Although the judges have not appealed that finding, attorneys for the plaintiffs in the 2015 suit fear the message didn’t sink in.
In a motion and supporting documents filed Monday, they cite the case of Sheri Bell, ordered arrested in January by state District Judge Laurie White for failing to make restitution payments for a theft. The documents say Bell had been summoned to White’s courtroom without being told the purpose of the hearing and was therefore unprepared to prove she was indigent after telling White she couldn’t afford to pay the owed money.
A state appeal court ordered Bell’s release. But civil rights lawyers in the federal case want Vance to weigh in again.
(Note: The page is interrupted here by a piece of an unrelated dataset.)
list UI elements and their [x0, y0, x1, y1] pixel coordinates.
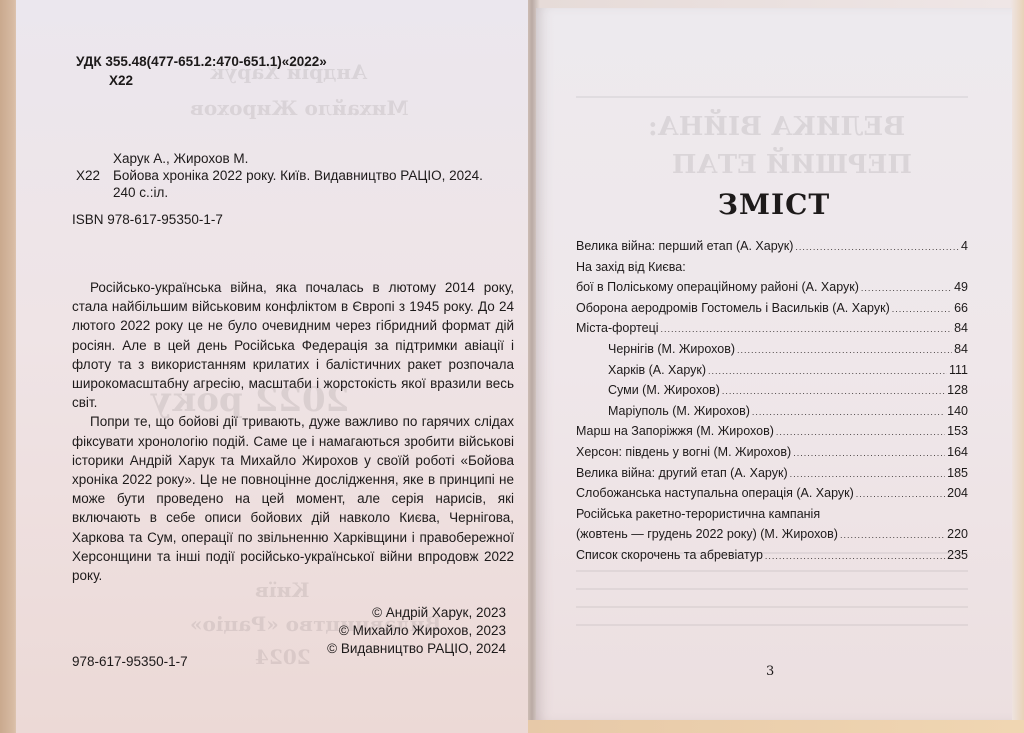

Their motion seeks another declaration, this one spelling out that the judges must make a “meaningful inquiry into the debtors ability to pay, preceded by notice of the importance of that issue and including an opportunity” for the debtor to be heard.
“We’re basically asking the court to make very clear that these procedural requirements in the case - that we detail in the brief - that those are required, and that Orleans Parish judges are required to comply,” Marco Lopez, an attorney for Civil Rights Corps, said in an interview.
The New Orleans judges had not filed a reply as of midday Friday, and their attorneys did not respond Friday to an emailed query.
Meanwhile, another aspect of Vance’s ruling in the 2015 lawsuit is under appeal. Her declaration in August also said that in cases involving unpaid court fines and fees that go to the court’s expense fund, the judges have an unconstitutional conflict of interest, and that there should be some kind of “neutral forum” to determine defendants’ ability to pay in such cases.
The judges say in briefs to the 5th U.S. Circuit Court of Appeals that they are able to impartially determine ability to pay, that it is common practice in various courts for judges to assess fines and fees and determine whether a defendant is indigent, and that it is the decision of the state Legislature, and not of the judges, to use a portion of criminal fines and fees to fund the court’s operations.